Friends of Tolson’s Chapel contracted with Historic Gravestone Services of New Salem, Mass., which began restoration work on the gravestones last month.

On Sept. 18, the workers were resetting the gravestone of Margaret Simons, the wife of David Simons, one of the chapel’s first trustees. As they worked, they tried to make out the stone’s carvings.

“I have kept the Faith,” is etched on the front.

The gates to heaven were in the background, as was the date of Margaret Simons’ death — May 7, 1902. She was 71.

Her husband, David, died in 1908 at age 76. Their son, James, a teacher at the chapel, died in 1911 at age 51.

Some tombstones do not list dates of birth because those whose graves they mark were born into slavery.
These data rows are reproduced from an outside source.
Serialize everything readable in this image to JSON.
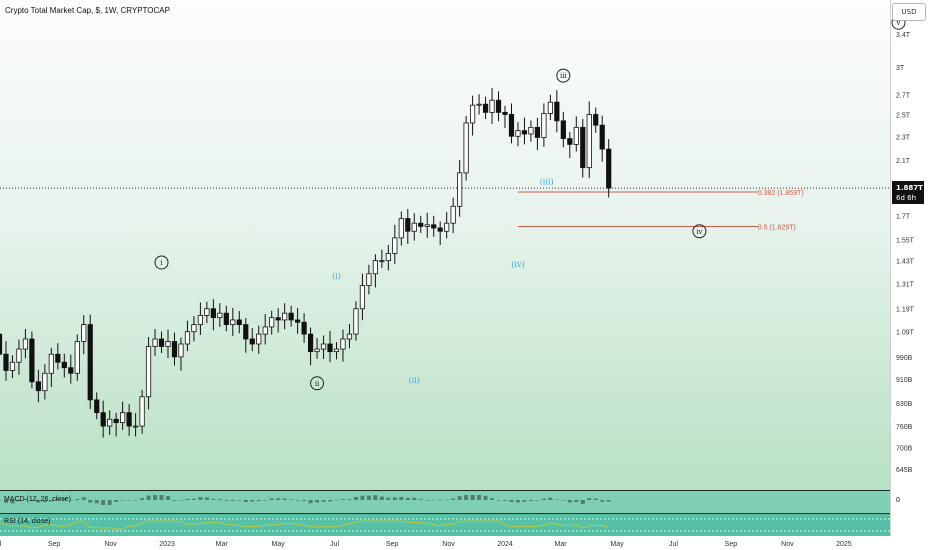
{
  "header": {
    "title": "Crypto Total Market Cap, $, 1W, CRYPTOCAP",
    "currency_button": "USD"
  },
  "price_tag": {
    "value": "1.887T",
    "countdown": "6d 6h"
  },
  "panes": {
    "macd_label": "MACD (12, 26, close)",
    "macd_zero": "0",
    "rsi_label": "RSI (14, close)"
  },
  "colors": {
    "gradient_top": "#fdfdfd",
    "gradient_bottom": "#b8e1c4",
    "candle_up": "#ffffff",
    "candle_down": "#111111",
    "fib_line": "#c06050",
    "wave_major": "#222222",
    "wave_minor": "#3aa8d8",
    "rsi_line": "#b4c940"
  },
  "chart_data": {
    "type": "candlestick",
    "title": "Crypto Total Market Cap, $, 1W, CRYPTOCAP",
    "y_scale": "log",
    "y_ticks": [
      "3.4T",
      "3T",
      "2.7T",
      "2.5T",
      "2.3T",
      "2.1T",
      "1.9T",
      "1.7T",
      "1.55T",
      "1.43T",
      "1.31T",
      "1.19T",
      "1.09T",
      "990B",
      "910B",
      "830B",
      "760B",
      "700B",
      "645B"
    ],
    "y_tick_values": [
      3400,
      3000,
      2700,
      2500,
      2300,
      2100,
      1900,
      1700,
      1550,
      1430,
      1310,
      1190,
      1090,
      990,
      910,
      830,
      760,
      700,
      645
    ],
    "x_ticks": [
      "Jul",
      "Sep",
      "Nov",
      "2023",
      "Mar",
      "May",
      "Jul",
      "Sep",
      "Nov",
      "2024",
      "Mar",
      "May",
      "Jul",
      "Sep",
      "Nov",
      "2025"
    ],
    "start_date": "2022-05-23",
    "step_days": 7,
    "close_values": [
      850,
      930,
      1010,
      1070,
      1130,
      1080,
      1000,
      940,
      970,
      1020,
      1060,
      900,
      870,
      930,
      1000,
      970,
      950,
      930,
      1050,
      1120,
      840,
      800,
      760,
      780,
      770,
      800,
      760,
      760,
      850,
      1030,
      1060,
      1030,
      1050,
      990,
      1040,
      1090,
      1120,
      1160,
      1190,
      1150,
      1170,
      1120,
      1140,
      1120,
      1060,
      1040,
      1080,
      1110,
      1150,
      1140,
      1170,
      1140,
      1130,
      1080,
      1010,
      1020,
      1040,
      1010,
      1020,
      1060,
      1080,
      1190,
      1300,
      1360,
      1430,
      1430,
      1470,
      1560,
      1680,
      1600,
      1650,
      1630,
      1640,
      1620,
      1600,
      1650,
      1760,
      2000,
      2420,
      2590,
      2600,
      2520,
      2640,
      2520,
      2500,
      2300,
      2350,
      2320,
      2380,
      2290,
      2510,
      2620,
      2440,
      2280,
      2230,
      2380,
      2040,
      2500,
      2400,
      2190,
      1887
    ],
    "fib_levels": [
      {
        "label": "0.382 (1.859T)",
        "value": 1859
      },
      {
        "label": "0.5 (1.629T)",
        "value": 1629
      }
    ],
    "wave_labels": [
      {
        "text": "i",
        "style": "major",
        "x": "2022-12-26",
        "y": 1420
      },
      {
        "text": "ii",
        "style": "major",
        "x": "2023-06-12",
        "y": 895
      },
      {
        "text": "iii",
        "style": "major",
        "x": "2024-03-04",
        "y": 2900
      },
      {
        "text": "iv",
        "style": "major",
        "x": "2024-07-29",
        "y": 1600
      },
      {
        "text": "v",
        "style": "major",
        "x": "2025-03-01",
        "y": 3550
      },
      {
        "text": "(i)",
        "style": "minor",
        "x": "2023-07-03",
        "y": 1345
      },
      {
        "text": "(ii)",
        "style": "minor",
        "x": "2023-09-25",
        "y": 905
      },
      {
        "text": "(iii)",
        "style": "minor",
        "x": "2024-02-15",
        "y": 1930
      },
      {
        "text": "(iv)",
        "style": "minor",
        "x": "2024-01-15",
        "y": 1410
      }
    ],
    "current_price": 1887
  }
}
Two people who were slaves on Sharpsburg-area farms during the Battle of Antietam — Jeremiah Summers on the Piper Farm and Hilary Watson on the Otto Farm — are among those buried there. Wallace said neither of them was freed until a new state constitution was drafted in 1864 because the Emancipation Proclamation only addressed slaves in the Confederate states.

“Maryland was a slave state but still in the Union, so the Emancipation Proclamation didn’t apply to the slaves in Maryland,” she said.

Both of them became members of the chapel after they were freed.

Wallace said much of the chapel’s history is engraved on the tombstones.

“We have no records from the chapel, so this is our record of who attended Tolson’s Chapel,” Wallace said. ” … We know who the original trustees of the chapel were, and they are buried here.”

The restoration work was funded through a grant from the African-American Heritage Preservation Fund that was administered by the Maryland Historical Trust.

Historic Gravestone Services Owner TaMara Conde said she made a donation to the project because the grant did not cover all of the work and she thought it was an important cemetery that had to be done “completely.”

“It’s important to history, it’s important to maintain these,” she said. “That’s why I do gravestone restoration; because it’s written in stone, some history doesn’t go away, even though it isn’t written down on paper, and I like to conserve the gravestones because it’s these monuments to average people.”

Conde said this was the first time she has done restoration work in an African-American cemetery. She said it appeared that conservation work had been done on the graves back in the 1930s or 1940s.

“Somebody probably came in and did the concrete foundations under them, but they didn’t make them deep enough, and time has kind of worn on them,” she said.

Conde said the work on the cemetery’s gravestones could take as long as six weeks.

Wallace said the work should preserve the cemetery for at least another 50 to 100 years.

“Stones are strong, but they don’t take care of themselves forever, especially with acid rain, the lichens, frost heave,” she said. “All these things have to be taken care of eventually.”

She said her organization will have to continue to “maintain,” but it will look better with stones “standing straight up and clean.”

Friends of Tolson’s Chapel is a nonprofit organization that owns the chapel, which is a historical landmark, with the goals of preserving it and interpreting its history.

Wallace said the chapel served as a Freedmen’s Bureau school from 1868 to 1870, and the county school for blacks in Sharpsburg from 1870 to 1898.

As the black community began to leave Sharpsburg in the 1930s with the decline of agricultural jobs, attendance at the chapel declined.

Services were held at the chapel once a month in the 1950s, then once a year in the 1970s. The chapel closed in 1998.